Under direct supervision of the Director of Clinical Operations, Manager of Clinical Operations and principal investigator, the CRC I is responsible for enlisting, maintaining, and assuring protocol compliance for all study participants in clinical trials.
Responsibilities
Collaborates with study investigator in determining eligibility of potential participants in clinical trials
Screens potential participants for protocol eligibility. Presents trial concepts and details to the participant, participates in the informed consent process, and enrolls participants in study protocol
Ensures research quality by practicing in compliance with Standard Operating Procedures (SOP), principles of Good Clinical Practice (GCP) and applicable federal, state, and local regulations.
Coordinates patient care in compliance with protocol requirements. May disburse investigational drug and provide participants' education regarding medication administration. Maintains investigational drug accountability, when needed, in cases where the Research Pharmacy is not maintaining that responsibility.

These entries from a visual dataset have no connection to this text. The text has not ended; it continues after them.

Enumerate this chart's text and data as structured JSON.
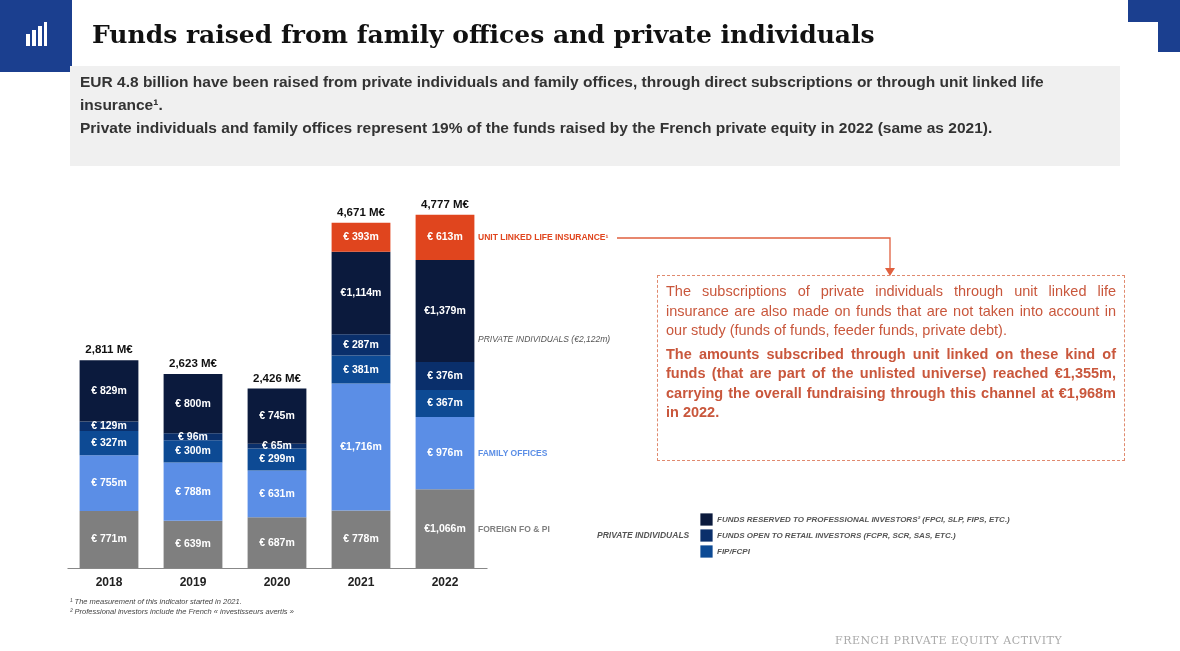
{
  "chart_data": {
    "type": "bar",
    "title": "Funds raised from family offices and private individuals",
    "subtitle": "EUR 4.8 billion have been raised from private individuals and family offices, through direct subscriptions or through unit linked life insurance¹.\nPrivate individuals and family offices represent 19% of the funds raised by the French private equity in 2022 (same as 2021).",
    "categories": [
      "2018",
      "2019",
      "2020",
      "2021",
      "2022"
    ],
    "stacked": true,
    "legend": "bottom right",
    "legend_title": "PRIVATE INDIVIDUALS",
    "series": [
      {
        "name": "FOREIGN FO & PI",
        "color": "#7f7f7f",
        "values": [
          771,
          639,
          687,
          778,
          1066
        ],
        "value_labels": [
          "€ 771m",
          "€ 639m",
          "€ 687m",
          "€ 778m",
          "€1,066m"
        ]
      },
      {
        "name": "FAMILY OFFICES",
        "color": "#5b8ee6",
        "values": [
          755,
          788,
          631,
          1716,
          976
        ],
        "value_labels": [
          "€ 755m",
          "€ 788m",
          "€ 631m",
          "€1,716m",
          "€ 976m"
        ]
      },
      {
        "name": "FIP/FCPI",
        "color": "#0d4a94",
        "values": [
          327,
          300,
          299,
          381,
          367
        ],
        "value_labels": [
          "€ 327m",
          "€ 300m",
          "€ 299m",
          "€ 381m",
          "€ 367m"
        ]
      },
      {
        "name": "FUNDS OPEN TO RETAIL INVESTORS (FCPR, SCR, SAS, ETC.)",
        "color": "#0a2f6b",
        "values": [
          129,
          96,
          65,
          287,
          376
        ],
        "value_labels": [
          "€ 129m",
          "€ 96m",
          "€ 65m",
          "€ 287m",
          "€ 376m"
        ]
      },
      {
        "name": "FUNDS RESERVED TO PROFESSIONAL INVESTORS² (FPCI, SLP, FIPS, ETC.)",
        "color": "#0b1a3d",
        "values": [
          829,
          800,
          745,
          1114,
          1379
        ],
        "value_labels": [
          "€ 829m",
          "€ 800m",
          "€ 745m",
          "€1,114m",
          "€1,379m"
        ]
      },
      {
        "name": "UNIT LINKED LIFE INSURANCE¹",
        "color": "#e0451e",
        "values": [
          null,
          null,
          null,
          393,
          613
        ],
        "value_labels": [
          null,
          null,
          null,
          "€ 393m",
          "€ 613m"
        ]
      }
    ],
    "totals": [
      "2,811 M€",
      "2,623 M€",
      "2,426 M€",
      "4,671 M€",
      "4,777 M€"
    ],
    "annotations": [
      "PRIVATE INDIVIDUALS (€2,122m)",
      "The subscriptions of private individuals through unit linked life insurance are also made on funds that are not taken into account in our study (funds of funds, feeder funds, private debt).",
      "The amounts subscribed through unit linked on these kind of funds (that are part of the unlisted universe) reached €1,355m, carrying the overall fundraising through this channel at €1,968m in 2022.",
      "¹ The measurement of this indicator started in 2021.",
      "² Professional investors include the French « investisseurs avertis »",
      "FRENCH PRIVATE EQUITY ACTIVITY"
    ]
  }
}
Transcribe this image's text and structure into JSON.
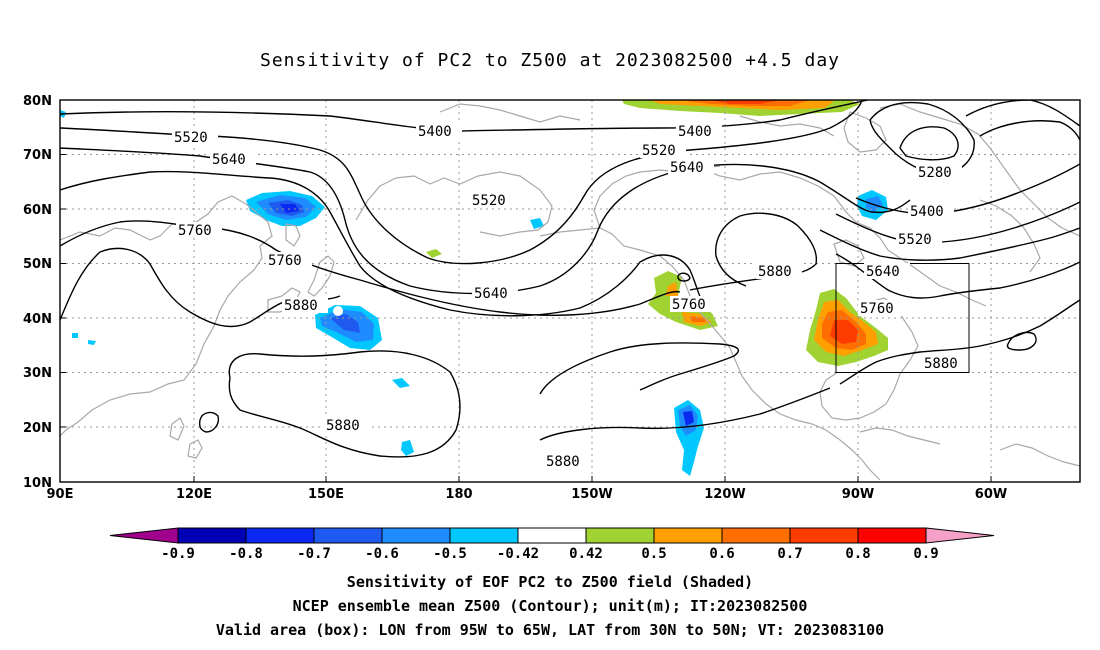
{
  "title": "Sensitivity of PC2 to Z500 at 2023082500 +4.5 day",
  "map": {
    "lat_labels": [
      "80N",
      "70N",
      "60N",
      "50N",
      "40N",
      "30N",
      "20N",
      "10N"
    ],
    "lon_labels": [
      "90E",
      "120E",
      "150E",
      "180",
      "150W",
      "120W",
      "90W",
      "60W"
    ],
    "contour_labels": [
      {
        "text": "5520"
      },
      {
        "text": "5640"
      },
      {
        "text": "5400"
      },
      {
        "text": "5400"
      },
      {
        "text": "5520"
      },
      {
        "text": "5640"
      },
      {
        "text": "5280"
      },
      {
        "text": "5520"
      },
      {
        "text": "5400"
      },
      {
        "text": "5760"
      },
      {
        "text": "5520"
      },
      {
        "text": "5760"
      },
      {
        "text": "5640"
      },
      {
        "text": "5880"
      },
      {
        "text": "5640"
      },
      {
        "text": "5880"
      },
      {
        "text": "5760"
      },
      {
        "text": "5760"
      },
      {
        "text": "5880"
      },
      {
        "text": "5880"
      },
      {
        "text": "5880"
      }
    ],
    "valid_box": {
      "lon_from": "95W",
      "lon_to": "65W",
      "lat_from": "30N",
      "lat_to": "50N"
    }
  },
  "colorbar": {
    "labels": [
      "-0.9",
      "-0.8",
      "-0.7",
      "-0.6",
      "-0.5",
      "-0.42",
      "0.42",
      "0.5",
      "0.6",
      "0.7",
      "0.8",
      "0.9"
    ],
    "colors": [
      "#a0008c",
      "#0000b4",
      "#0a28f0",
      "#1e5af0",
      "#1e8cff",
      "#00c8ff",
      "#ffffff",
      "#a0d232",
      "#ffa000",
      "#ff6e00",
      "#ff3c00",
      "#ff0000",
      "#f5a0c8"
    ]
  },
  "captions": [
    "Sensitivity of EOF PC2 to Z500 field (Shaded)",
    "NCEP ensemble mean Z500 (Contour); unit(m); IT:2023082500",
    "Valid area (box): LON from 95W to 65W, LAT from 30N to 50N; VT: 2023083100"
  ]
}
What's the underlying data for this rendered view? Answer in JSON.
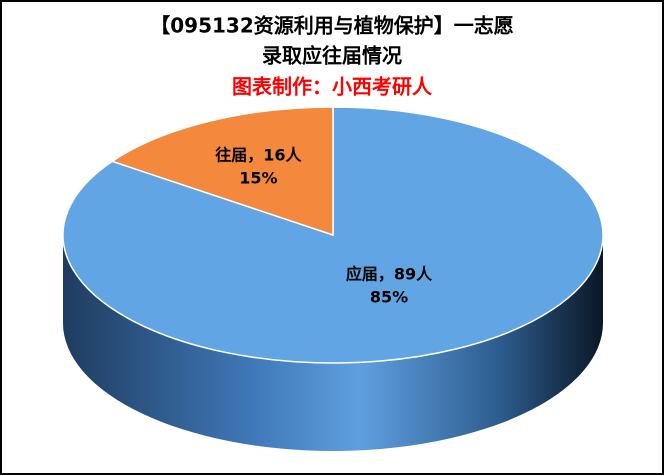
{
  "chart_data": {
    "type": "pie3d",
    "title": [
      "【095132资源利用与植物保护】一志愿",
      "录取应往届情况"
    ],
    "subtitle": "图表制作：小西考研人",
    "categories": [
      "应届",
      "往届"
    ],
    "values": [
      89,
      16
    ],
    "value_labels": [
      "应届，89人",
      "往届，16人"
    ],
    "percents": [
      85,
      15
    ],
    "percent_labels": [
      "85%",
      "15%"
    ],
    "colors": [
      "#62a5e4",
      "#f4883c"
    ]
  }
}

In collaboration with the study investigator, reviews study participants for changes in conditions adverse events, concomitant medication use, protocol compliance, response to study drug and thoroughly documents all findings.
Responsible for accurate and timely data collection, documentation, entry, and reporting.
Schedules and participates in monitoring and auditing activities.
Maintains current and accurate documentation in the regulatory binder(s) as required by regulations and sponsors.
Participates in required training and education programs.
Provides a safe environment for study participants, caregivers, and study personnel at all times through compliance with all federal, state, and professional regulatory standards.
Maintains strict patient confidentiality according to HIPAA regulations and applicable law.
Participates in the after-hours support and coverage schedule, if necessary.
Be at work and be on time.
Interacts in a positive and constructive manner.
Follows company policies, procedures and directives .
Experience
Minimum of two (2) years of clinical research experience required.
Knowledge of clinical trial federal, state and local regulation requirements preferred.
Excellent interpersonal and communication skills required.
Ability to read and understand clinical trial protocols required.
Strong data management skills and attention to detail required.
Familiarity with medical terminology/environment required.
Extensive knowledge of Microsoft Office (Word, Excel, and Adobe Acrobat) required.
Education
Associates degree or equivalent education required.
Bachelor's degree in relevant field preferred.
Research certification (e.g. ACRP, SoCRA or equivalent) preferred.